Cause of Death ( COVID-19 )
Veronica Wolski, the QAnon adherent whose recent hospitalization made her a celebrity cause for the controversial drug ivermectin, died in the intensive care unit at Amita Health Resurrection Medical Center early Monday morning, a hospital spokeswoman said. She was 64 years old.
The cause of Wolski’s death was pneumonia due to COVID-19 infection with hypothyroidism as a contributing factor, a spokeswoman for the Cook County Medical Examiner’s Office said Monday morning.

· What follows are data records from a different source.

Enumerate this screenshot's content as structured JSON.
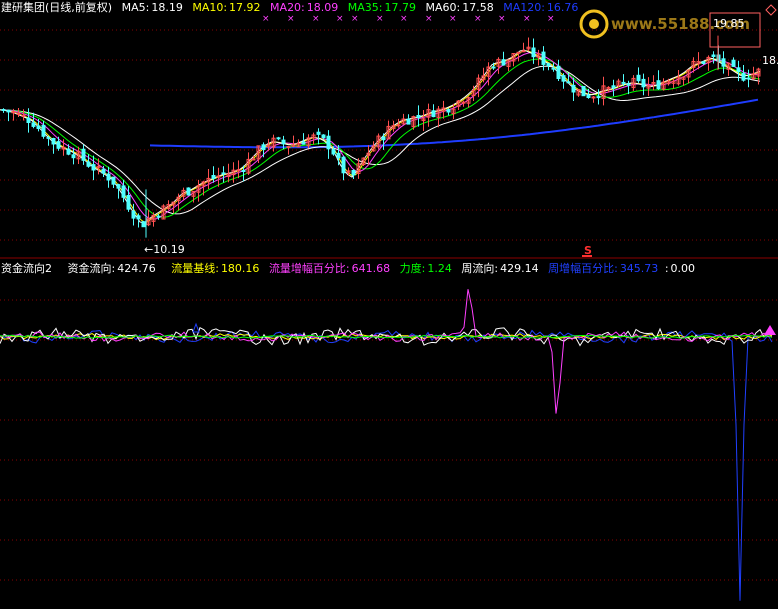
{
  "colors": {
    "background": "#000000",
    "grid": "#8b0000",
    "up_candle": "#ff5050",
    "down_candle": "#50ffff",
    "ma5": "#ffffff",
    "ma10": "#ffff00",
    "ma20": "#ff40ff",
    "ma35": "#00ff00",
    "ma60": "#ffffff",
    "ma120": "#1e3cff",
    "fund_flow": "#ffffff",
    "flow_base": "#ffff00",
    "flow_pct": "#ff40ff",
    "force": "#00ff00",
    "weekly_flow": "#ffffff",
    "weekly_pct": "#2040ff"
  },
  "header": {
    "stock_name": "建研集团(日线,前复权)",
    "ma": [
      {
        "label": "MA5:",
        "value": "18.19",
        "color": "#ffffff"
      },
      {
        "label": "MA10:",
        "value": "17.92",
        "color": "#ffff00"
      },
      {
        "label": "MA20:",
        "value": "18.09",
        "color": "#ff40ff"
      },
      {
        "label": "MA35:",
        "value": "17.79",
        "color": "#00ff00"
      },
      {
        "label": "MA60:",
        "value": "17.58",
        "color": "#ffffff"
      },
      {
        "label": "MA120:",
        "value": "16.76",
        "color": "#1e3cff"
      }
    ]
  },
  "watermark": {
    "text": "www.55188.com"
  },
  "annotations": {
    "high_label": "19.85",
    "low_label": "←10.19",
    "right_price": "18.",
    "s_marker": "S"
  },
  "indicator_header": {
    "name": "资金流向2",
    "items": [
      {
        "label": "资金流向:",
        "value": "424.76",
        "color": "#ffffff"
      },
      {
        "label": "流量基线:",
        "value": "180.16",
        "color": "#ffff00"
      },
      {
        "label": "流量增幅百分比:",
        "value": "641.68",
        "color": "#ff40ff"
      },
      {
        "label": "力度:",
        "value": "1.24",
        "color": "#00ff00"
      },
      {
        "label": "周流向:",
        "value": "429.14",
        "color": "#ffffff"
      },
      {
        "label": "周增幅百分比:",
        "value": "345.73",
        "color": "#2040ff"
      },
      {
        "label": ":",
        "value": "0.00",
        "color": "#ffffff"
      }
    ]
  },
  "chart_data": [
    {
      "type": "candlestick",
      "ylim": [
        9.6,
        20.5
      ],
      "series": [
        {
          "name": "MA5",
          "values": [
            18.19
          ]
        },
        {
          "name": "MA10",
          "values": [
            17.92
          ]
        },
        {
          "name": "MA20",
          "values": [
            18.09
          ]
        },
        {
          "name": "MA35",
          "values": [
            17.79
          ]
        },
        {
          "name": "MA60",
          "values": [
            17.58
          ]
        },
        {
          "name": "MA120",
          "values": [
            16.76
          ]
        }
      ],
      "price_path": [
        [
          0,
          16.3
        ],
        [
          10,
          16.2
        ],
        [
          20,
          16.0
        ],
        [
          30,
          15.8
        ],
        [
          40,
          15.3
        ],
        [
          50,
          14.8
        ],
        [
          60,
          14.5
        ],
        [
          70,
          14.3
        ],
        [
          80,
          14.0
        ],
        [
          90,
          13.6
        ],
        [
          100,
          13.3
        ],
        [
          110,
          13.0
        ],
        [
          120,
          12.3
        ],
        [
          130,
          11.5
        ],
        [
          140,
          10.8
        ],
        [
          150,
          11.2
        ],
        [
          160,
          11.5
        ],
        [
          170,
          11.8
        ],
        [
          180,
          12.3
        ],
        [
          190,
          12.5
        ],
        [
          200,
          12.8
        ],
        [
          210,
          13.0
        ],
        [
          220,
          13.2
        ],
        [
          230,
          13.3
        ],
        [
          240,
          13.5
        ],
        [
          250,
          14.0
        ],
        [
          260,
          14.5
        ],
        [
          270,
          14.8
        ],
        [
          280,
          14.7
        ],
        [
          290,
          14.6
        ],
        [
          300,
          14.8
        ],
        [
          310,
          15.0
        ],
        [
          320,
          14.9
        ],
        [
          330,
          14.5
        ],
        [
          340,
          13.5
        ],
        [
          350,
          13.0
        ],
        [
          360,
          13.8
        ],
        [
          370,
          14.5
        ],
        [
          380,
          15.0
        ],
        [
          390,
          15.5
        ],
        [
          400,
          15.8
        ],
        [
          410,
          15.9
        ],
        [
          420,
          16.0
        ],
        [
          430,
          16.2
        ],
        [
          440,
          16.3
        ],
        [
          450,
          16.5
        ],
        [
          460,
          16.8
        ],
        [
          470,
          17.2
        ],
        [
          480,
          17.8
        ],
        [
          490,
          18.5
        ],
        [
          500,
          18.6
        ],
        [
          510,
          18.8
        ],
        [
          520,
          19.2
        ],
        [
          530,
          19.0
        ],
        [
          540,
          18.7
        ],
        [
          550,
          18.4
        ],
        [
          560,
          17.9
        ],
        [
          570,
          17.4
        ],
        [
          580,
          17.1
        ],
        [
          590,
          17.0
        ],
        [
          600,
          17.2
        ],
        [
          610,
          17.3
        ],
        [
          620,
          17.5
        ],
        [
          630,
          17.6
        ],
        [
          640,
          17.5
        ],
        [
          650,
          17.4
        ],
        [
          660,
          17.6
        ],
        [
          670,
          17.8
        ],
        [
          680,
          18.0
        ],
        [
          690,
          18.4
        ],
        [
          700,
          18.6
        ],
        [
          710,
          18.8
        ],
        [
          720,
          18.5
        ],
        [
          730,
          18.2
        ],
        [
          740,
          17.9
        ],
        [
          750,
          18.0
        ],
        [
          760,
          18.19
        ]
      ],
      "high": 19.85,
      "low": 10.19
    },
    {
      "type": "line",
      "ylim": [
        -3200,
        700
      ],
      "series": [
        {
          "name": "资金流向",
          "values": [
            424.76
          ]
        },
        {
          "name": "流量基线",
          "values": [
            180.16
          ]
        },
        {
          "name": "流量增幅百分比",
          "values": [
            641.68
          ]
        },
        {
          "name": "力度",
          "values": [
            1.24
          ]
        },
        {
          "name": "周流向",
          "values": [
            429.14
          ]
        },
        {
          "name": "周增幅百分比",
          "values": [
            345.73
          ]
        }
      ],
      "spikes": [
        {
          "x": 469,
          "value": 680,
          "series": "流量增幅百分比"
        },
        {
          "x": 557,
          "value": -1100,
          "series": "流量增幅百分比"
        },
        {
          "x": 740,
          "value": -3150,
          "series": "周增幅百分比"
        }
      ]
    }
  ]
}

For more than a week, his followers besieged Resurrection with demands that Wolski is administered ivermectin. The drug is generally used to treat diseases caused by parasitic worms, but some have hailed it as a cure for COVID-19 despite the lack of definitive scientific evidence or government authorization.
The Chicago hospital said last week that its doctors and clinicians, following guidance from the Food and Drug Administration and the Centers for Disease Control and Prevention, do not use ivermectin for COVID-19 cases. The hospital had declined to comment on Wolski’s diagnosis, citing federal privacy laws.
Over the weekend, some of Wolski’s supporters tried to get the hospital to release her. A video posted Sunday night on Telegram channel by right-wing lawyer Lin Wood shows him demanding over the phone that the hospital turns over Wolski to a person who has her medical power of attorney.
“There is an ambulance waiting for her outside, there is a doctor waiting to treat her,” she said. “If she doesn’t release her, she will be guilty of murder. Do you understand what murder is?
Another video posted on Wood’s channel shows a Chicago police officer outside the hospital talking to a person who demands, unsuccessfully, that he be allowed in for a wellness check. A hospital spokeswoman said police “(helped) maintain order outside the hospital with a small group of people.”